Slowly but surely tests were being done to see what would pass the consumer and broadcast sniff test. Teams began adding luxury seating sections branded with spirits, brands like Captain Morgan would find experiential events to push to the sports consumer, and then TV and print advertising became OK again. Teams started to be able to sell to spirits in some very high level ways…lower targeted categories like malt liquor are still pretty much off the market…but high end brands for the high end consumer, bring it on. Most were regional partnerships, but the leagues certainly were aware of the spend, and the opportunity to grow partnerships, especially as sport looked to be more global than national.

So it is into that trend that this week the NBA launched their most comprehensive spirits partnership in history, one involving all forms of media as well as celebrity tied to teams.

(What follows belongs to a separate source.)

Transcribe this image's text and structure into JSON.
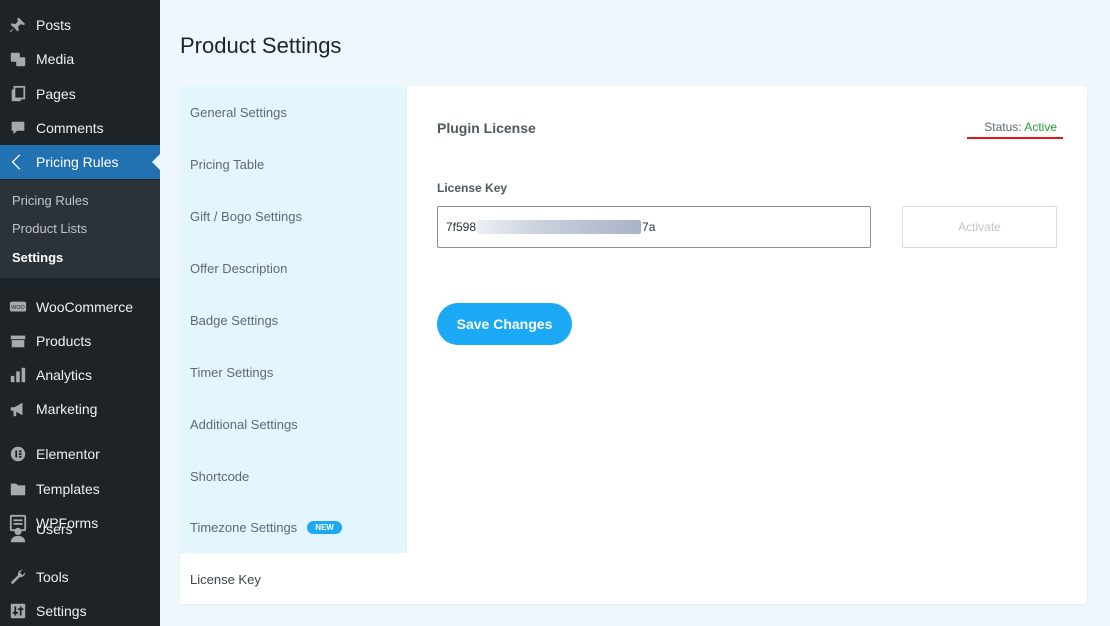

No active players as of yet, but lots of solid linkage to all things NBA. The deal is with Diageo as exclusive spirits sponsor, with Sean “Diddy” Combs and Diageo’s Ciroc premium vodka becoming “The Toast of the NBA.” Diageo will promote its Ciroc and Crown Royal brands across the NBA and NBA Development League while bringing Baileys Crème to a WNBA audience.  Although Bacardi was the league’s first official spirits sponsor in 2010 the multi-brand partnership with Diageo really ramps up the exposure and the messaging and the dollars for the NBA in spirits.

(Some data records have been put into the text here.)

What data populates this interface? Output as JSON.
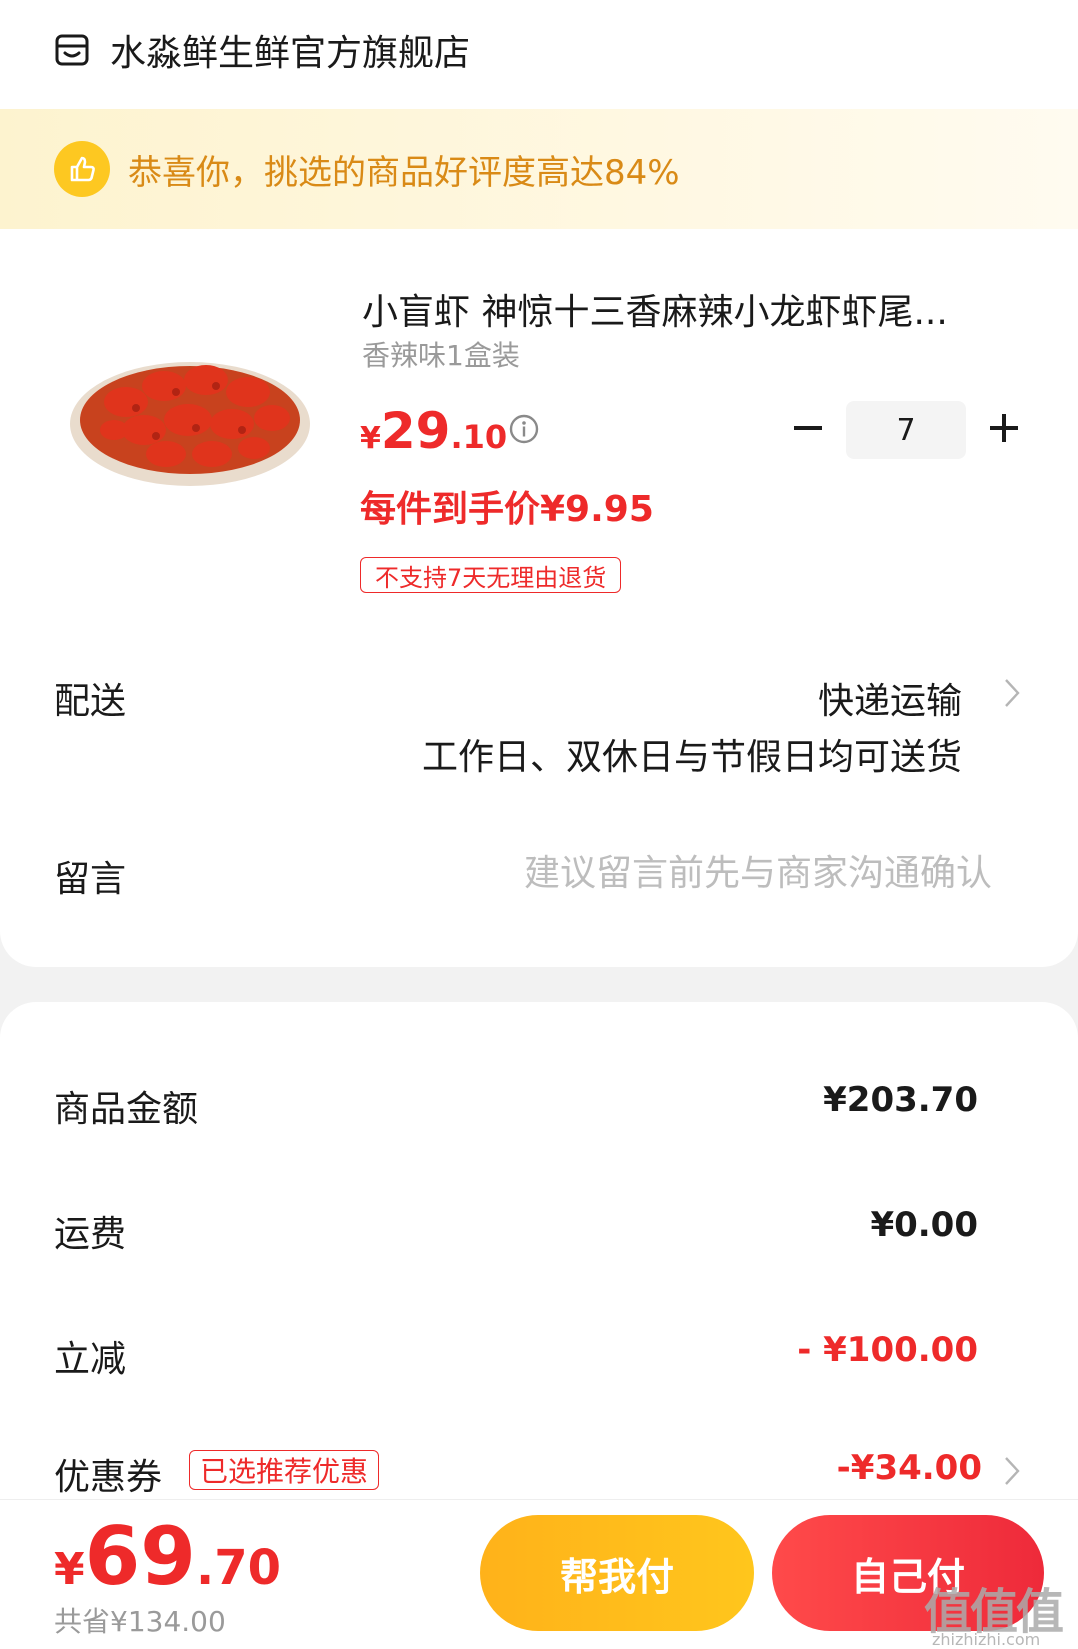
{
  "store": {
    "name": "水淼鲜生鲜官方旗舰店",
    "icon": "store-icon"
  },
  "banner": {
    "text": "恭喜你，挑选的商品好评度高达84%",
    "icon": "thumbs-up-icon"
  },
  "product": {
    "title": "小盲虾 神惊十三香麻辣小龙虾虾尾...",
    "spec": "香辣味1盒装",
    "price_currency": "¥",
    "price_int": "29",
    "price_dec": ".10",
    "quantity": "7",
    "unit_price": "每件到手价¥9.95",
    "return_tag": "不支持7天无理由退货"
  },
  "delivery": {
    "label": "配送",
    "method": "快递运输",
    "desc": "工作日、双休日与节假日均可送货"
  },
  "message": {
    "label": "留言",
    "placeholder": "建议留言前先与商家沟通确认"
  },
  "summary": {
    "goods_label": "商品金额",
    "goods_value": "¥203.70",
    "freight_label": "运费",
    "freight_value": "¥0.00",
    "discount_label": "立减",
    "discount_value": "- ¥100.00",
    "coupon_label": "优惠券",
    "coupon_tag": "已选推荐优惠",
    "coupon_value": "-¥34.00"
  },
  "footer": {
    "total_currency": "¥",
    "total_int": "69",
    "total_dec": ".70",
    "saved": "共省¥134.00",
    "help_pay": "帮我付",
    "self_pay": "自己付"
  },
  "watermark": {
    "text": "值值值",
    "sub": "zhizhizhi.com"
  },
  "colors": {
    "accent": "#ee2a2a",
    "banner_text": "#d98a16",
    "help_btn": "#ffb21a"
  }
}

What does this mean about categories that were one taboo for pro sports in the US? Lots. In the search for more revenue and creative partnerships, the leagues need to go to new places. Lottery, once off-limits, is now a must have, and many teams have slowly started to introduce a form of “paid” fantasy, which certainly flies in the face of but does not yet cross the line with the world of online wagering and gaming.  A world where social issues are becoming more and more in the headlines could also lead to ways to introduce the uber-lucrative world of condoms and STD prevention to sport, which has easily accepted the dollars and significance of every form of ED medication under the sun. E-Cigarettes, although still unregulated and facing a lot of pushback, may also test the waters in sports like MMA and boxing first, but those may still be in the distance.

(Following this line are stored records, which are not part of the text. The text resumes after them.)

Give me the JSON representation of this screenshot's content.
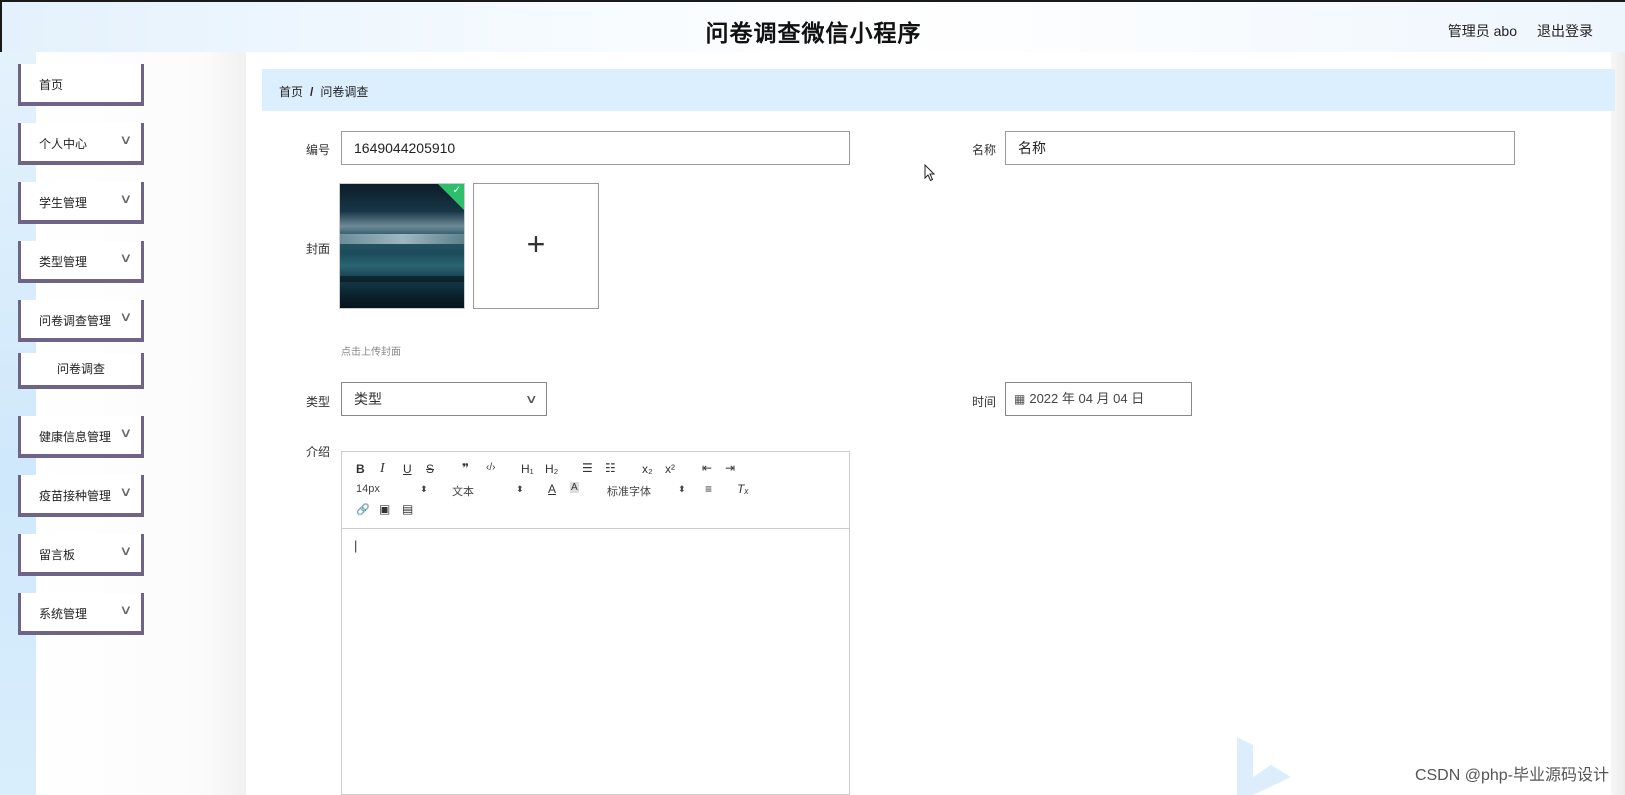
{
  "header": {
    "title": "问卷调查微信小程序",
    "user": "管理员 abo",
    "logout": "退出登录"
  },
  "sidebar": {
    "items": [
      {
        "label": "首页",
        "has_arrow": false
      },
      {
        "label": "个人中心",
        "has_arrow": true
      },
      {
        "label": "学生管理",
        "has_arrow": true
      },
      {
        "label": "类型管理",
        "has_arrow": true
      },
      {
        "label": "问卷调查管理",
        "has_arrow": true
      },
      {
        "label": "健康信息管理",
        "has_arrow": true
      },
      {
        "label": "疫苗接种管理",
        "has_arrow": true
      },
      {
        "label": "留言板",
        "has_arrow": true
      },
      {
        "label": "系统管理",
        "has_arrow": true
      }
    ],
    "submenu": {
      "label": "问卷调查"
    },
    "chevron": "∨"
  },
  "breadcrumb": {
    "home": "首页",
    "separator": "/",
    "current": "问卷调查"
  },
  "form": {
    "number": {
      "label": "编号",
      "value": "1649044205910"
    },
    "name": {
      "label": "名称",
      "value": "名称"
    },
    "cover": {
      "label": "封面",
      "hint": "点击上传封面",
      "upload_plus": "+"
    },
    "type": {
      "label": "类型",
      "value": "类型"
    },
    "time": {
      "label": "时间",
      "value": "2022 年 04 月 04 日"
    },
    "intro": {
      "label": "介绍"
    }
  },
  "editor": {
    "font_size": "14px",
    "text_type": "文本",
    "font_family": "标准字体",
    "buttons": {
      "bold": "B",
      "italic": "I",
      "underline": "U",
      "strike": "S",
      "quote": "❞",
      "code": "‹/›",
      "h1": "H₁",
      "h2": "H₂",
      "ordered_list": "☰",
      "bullet_list": "☷",
      "subscript": "x₂",
      "superscript": "x²",
      "outdent": "⇤",
      "indent": "⇥",
      "font_color": "A",
      "bg_color": "A",
      "align": "≡",
      "clear": "Tₓ",
      "link": "🔗",
      "image": "▣",
      "video": "▤"
    },
    "dropdown_glyph": "⬍",
    "content": "|"
  },
  "watermark": "CSDN @php-毕业源码设计",
  "icons": {
    "calendar": "calendar-icon",
    "cursor": "mouse-cursor-icon"
  },
  "colors": {
    "sidebar_border": "#6d6488",
    "breadcrumb_bg": "#dcefff",
    "upload_check": "#2ebf6a"
  }
}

Then there is the elephant in the room, gambling, especially in the mobile space. While states like Delaware and New Jersey press on to fight the decades old federal law that prohibits sports gambling everywhere except Nevada, clubs and leagues around the world are making huge inroads with controlled and legal gaming and gambling platforms. While no league will publicly address the issue, all must be placing a watchful eye on the States because once a foothold is established, legal gambling could go the way of the other legal “vice” categories, and as a result will help push all forms of sponsorship up. It will not happen tomorrow, but it will come at some point, and those naysayers should easily look back on the history of spirits, and lottery and casinos to mark the process.

For now, the NBA and probably the rest of the leagues, can lift a glass and toast an ever-widening spirits category, one which is lucrative, interactive, well-modulated and certainly worth every dollar invested for all.